Whatever objections there were to Baylor’s initiatives, and there undoubtedly were some, they could not prevail in the face of the seriousness of the issue being addressed and the effectiveness of the remedy adopted. And so the culture changed.

Discussions of health care reform often mention the need to change the culture of health care. Perhaps the lesson here is that the way to do that is not by trying to do so directly, but by addressing its undesirable consequences.

Thursday, May 08, 2008

Does McCain Understand His Proposal?

I see in the papers that presidential candidate Senator John McCain is proposing a tax credit that would give individuals an incentive to purchase health insurance directly rather than through their employers. The stated goal is “to foster competition and drive down prices.”

I have tried to figure out what competition would be fostered and how it would drive down prices.

One way for insurance companies to get their premiums down would be by negotiating lower rates with providers. That can’t be it since insurance companies already compete at this level.

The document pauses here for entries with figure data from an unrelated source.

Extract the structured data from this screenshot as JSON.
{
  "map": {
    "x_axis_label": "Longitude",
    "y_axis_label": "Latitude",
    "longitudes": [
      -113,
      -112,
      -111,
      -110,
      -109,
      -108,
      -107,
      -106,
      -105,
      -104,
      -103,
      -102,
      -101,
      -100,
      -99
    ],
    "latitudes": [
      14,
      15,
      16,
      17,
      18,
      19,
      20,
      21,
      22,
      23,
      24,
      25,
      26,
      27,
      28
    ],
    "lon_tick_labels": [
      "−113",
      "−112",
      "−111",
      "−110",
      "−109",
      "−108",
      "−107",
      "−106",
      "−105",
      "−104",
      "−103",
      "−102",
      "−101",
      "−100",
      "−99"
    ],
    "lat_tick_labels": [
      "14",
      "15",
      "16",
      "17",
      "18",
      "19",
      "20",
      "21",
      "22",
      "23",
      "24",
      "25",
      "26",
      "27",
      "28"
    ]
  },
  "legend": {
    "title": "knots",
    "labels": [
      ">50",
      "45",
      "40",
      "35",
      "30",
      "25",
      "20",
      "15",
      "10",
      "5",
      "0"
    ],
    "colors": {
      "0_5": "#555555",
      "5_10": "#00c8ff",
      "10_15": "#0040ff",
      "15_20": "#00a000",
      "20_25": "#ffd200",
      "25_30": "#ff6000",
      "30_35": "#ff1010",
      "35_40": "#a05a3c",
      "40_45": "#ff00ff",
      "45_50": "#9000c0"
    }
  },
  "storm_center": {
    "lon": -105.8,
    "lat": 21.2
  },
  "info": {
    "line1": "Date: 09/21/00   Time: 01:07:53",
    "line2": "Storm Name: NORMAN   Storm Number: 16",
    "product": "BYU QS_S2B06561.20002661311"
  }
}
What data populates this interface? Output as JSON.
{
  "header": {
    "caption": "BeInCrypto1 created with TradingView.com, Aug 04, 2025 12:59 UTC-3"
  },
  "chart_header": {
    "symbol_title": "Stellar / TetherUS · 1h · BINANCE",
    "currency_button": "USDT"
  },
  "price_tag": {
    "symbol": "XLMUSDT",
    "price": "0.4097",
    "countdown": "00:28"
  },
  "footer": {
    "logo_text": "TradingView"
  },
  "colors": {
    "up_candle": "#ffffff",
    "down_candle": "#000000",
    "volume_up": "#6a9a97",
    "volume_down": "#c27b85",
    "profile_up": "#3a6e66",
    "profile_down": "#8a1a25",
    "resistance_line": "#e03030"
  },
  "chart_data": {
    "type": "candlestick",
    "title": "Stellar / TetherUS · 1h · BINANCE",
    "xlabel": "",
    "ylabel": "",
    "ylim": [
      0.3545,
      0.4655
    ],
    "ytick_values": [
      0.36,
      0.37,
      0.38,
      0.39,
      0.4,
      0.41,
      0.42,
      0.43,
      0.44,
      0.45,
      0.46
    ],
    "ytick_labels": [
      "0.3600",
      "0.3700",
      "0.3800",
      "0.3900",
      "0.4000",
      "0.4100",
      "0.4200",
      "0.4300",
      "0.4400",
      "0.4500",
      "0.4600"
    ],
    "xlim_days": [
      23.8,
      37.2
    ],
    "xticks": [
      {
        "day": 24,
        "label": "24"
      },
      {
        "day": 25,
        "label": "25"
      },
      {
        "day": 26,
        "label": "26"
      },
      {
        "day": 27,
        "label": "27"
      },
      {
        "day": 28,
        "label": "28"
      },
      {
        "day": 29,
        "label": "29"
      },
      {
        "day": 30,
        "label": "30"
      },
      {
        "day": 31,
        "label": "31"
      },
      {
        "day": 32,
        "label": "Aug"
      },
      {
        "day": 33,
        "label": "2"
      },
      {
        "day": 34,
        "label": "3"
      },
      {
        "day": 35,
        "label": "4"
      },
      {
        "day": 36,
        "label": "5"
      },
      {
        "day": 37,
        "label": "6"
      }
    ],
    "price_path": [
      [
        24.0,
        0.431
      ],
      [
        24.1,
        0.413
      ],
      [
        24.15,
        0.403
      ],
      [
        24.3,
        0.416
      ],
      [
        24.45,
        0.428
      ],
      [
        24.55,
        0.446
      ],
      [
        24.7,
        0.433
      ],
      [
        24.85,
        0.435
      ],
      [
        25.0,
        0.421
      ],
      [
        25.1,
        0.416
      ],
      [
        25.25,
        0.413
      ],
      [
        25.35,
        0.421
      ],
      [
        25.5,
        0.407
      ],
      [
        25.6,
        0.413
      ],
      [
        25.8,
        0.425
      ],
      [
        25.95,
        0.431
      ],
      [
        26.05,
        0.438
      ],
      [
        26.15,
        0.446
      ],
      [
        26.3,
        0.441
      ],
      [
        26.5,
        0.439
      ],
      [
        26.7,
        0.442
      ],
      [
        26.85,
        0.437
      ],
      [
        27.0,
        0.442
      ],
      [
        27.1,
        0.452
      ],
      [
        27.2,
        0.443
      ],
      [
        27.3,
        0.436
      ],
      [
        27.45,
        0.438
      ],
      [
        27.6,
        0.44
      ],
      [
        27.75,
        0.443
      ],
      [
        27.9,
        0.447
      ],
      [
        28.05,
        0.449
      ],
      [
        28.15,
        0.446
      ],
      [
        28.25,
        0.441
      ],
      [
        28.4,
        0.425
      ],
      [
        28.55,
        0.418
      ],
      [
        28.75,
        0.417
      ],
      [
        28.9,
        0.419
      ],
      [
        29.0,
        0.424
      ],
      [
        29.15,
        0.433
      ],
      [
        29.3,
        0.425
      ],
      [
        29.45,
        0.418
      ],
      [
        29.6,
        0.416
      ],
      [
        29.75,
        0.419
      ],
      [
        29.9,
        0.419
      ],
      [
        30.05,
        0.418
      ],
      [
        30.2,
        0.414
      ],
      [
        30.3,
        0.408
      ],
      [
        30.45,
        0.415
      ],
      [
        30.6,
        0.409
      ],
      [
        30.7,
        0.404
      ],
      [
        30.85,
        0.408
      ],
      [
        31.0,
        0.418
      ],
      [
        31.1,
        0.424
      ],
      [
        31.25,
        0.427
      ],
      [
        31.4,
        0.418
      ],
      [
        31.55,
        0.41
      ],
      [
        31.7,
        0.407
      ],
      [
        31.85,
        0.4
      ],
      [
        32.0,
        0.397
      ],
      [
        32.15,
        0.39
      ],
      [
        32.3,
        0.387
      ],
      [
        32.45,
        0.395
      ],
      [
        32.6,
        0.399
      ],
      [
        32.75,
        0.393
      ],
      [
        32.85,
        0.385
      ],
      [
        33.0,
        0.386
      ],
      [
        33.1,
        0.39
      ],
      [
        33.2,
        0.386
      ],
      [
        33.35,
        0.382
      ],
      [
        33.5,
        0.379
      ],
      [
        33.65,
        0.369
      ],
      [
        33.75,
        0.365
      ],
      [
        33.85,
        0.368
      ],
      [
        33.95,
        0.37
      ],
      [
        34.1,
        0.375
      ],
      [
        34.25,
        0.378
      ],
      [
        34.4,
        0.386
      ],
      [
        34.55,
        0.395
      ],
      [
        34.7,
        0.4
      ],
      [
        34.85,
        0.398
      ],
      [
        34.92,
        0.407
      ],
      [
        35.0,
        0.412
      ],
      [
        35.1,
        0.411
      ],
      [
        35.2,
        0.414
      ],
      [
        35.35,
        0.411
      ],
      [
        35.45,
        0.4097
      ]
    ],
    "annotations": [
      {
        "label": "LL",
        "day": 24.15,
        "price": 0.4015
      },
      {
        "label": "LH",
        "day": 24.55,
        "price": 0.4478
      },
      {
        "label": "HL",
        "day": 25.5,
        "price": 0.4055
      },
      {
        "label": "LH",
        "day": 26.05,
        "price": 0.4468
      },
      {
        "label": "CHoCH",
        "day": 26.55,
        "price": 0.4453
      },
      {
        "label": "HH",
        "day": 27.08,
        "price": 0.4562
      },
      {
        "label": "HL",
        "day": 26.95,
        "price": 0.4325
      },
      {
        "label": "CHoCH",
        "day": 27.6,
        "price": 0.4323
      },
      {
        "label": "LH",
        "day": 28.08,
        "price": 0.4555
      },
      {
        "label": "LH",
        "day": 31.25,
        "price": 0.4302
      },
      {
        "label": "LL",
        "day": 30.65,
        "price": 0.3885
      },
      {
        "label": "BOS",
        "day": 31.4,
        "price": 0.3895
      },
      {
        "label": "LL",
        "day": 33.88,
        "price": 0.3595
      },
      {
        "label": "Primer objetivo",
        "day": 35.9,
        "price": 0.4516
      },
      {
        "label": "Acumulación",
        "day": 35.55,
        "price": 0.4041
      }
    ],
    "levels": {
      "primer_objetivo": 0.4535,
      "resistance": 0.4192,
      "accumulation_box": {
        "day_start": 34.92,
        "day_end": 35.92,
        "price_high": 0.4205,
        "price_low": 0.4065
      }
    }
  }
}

So McCain must think that the competition will be among companies competing to sell their health insurance policies to individual subscribers.

Those companies compete now in selling their policies to employers. But it is more costly to sell health insurance policies one at a time and to collect premiums on them individually than it is to sell them in large batches to employers who do the collecting.

So how is it that prices will be driven down? Unless insurance companies can somehow avoid insuring people who need lots of care, the only possibility I can see is for them to reduce benefits, such as by increasing the co-pays and deductibles.

At that point, the price of insurance may have gone down some, but overall costs will have gone up. That would be offset only if having consumers pay more of the cost causes them to reduce their use of health services by enough to cover the higher operating costs involved in insuring individuals rather than groups.

I doubt Senator McCain will be explaining that this is how his proposal will “drive down prices.”

Actually, I suspect he doesn’t understand it himself.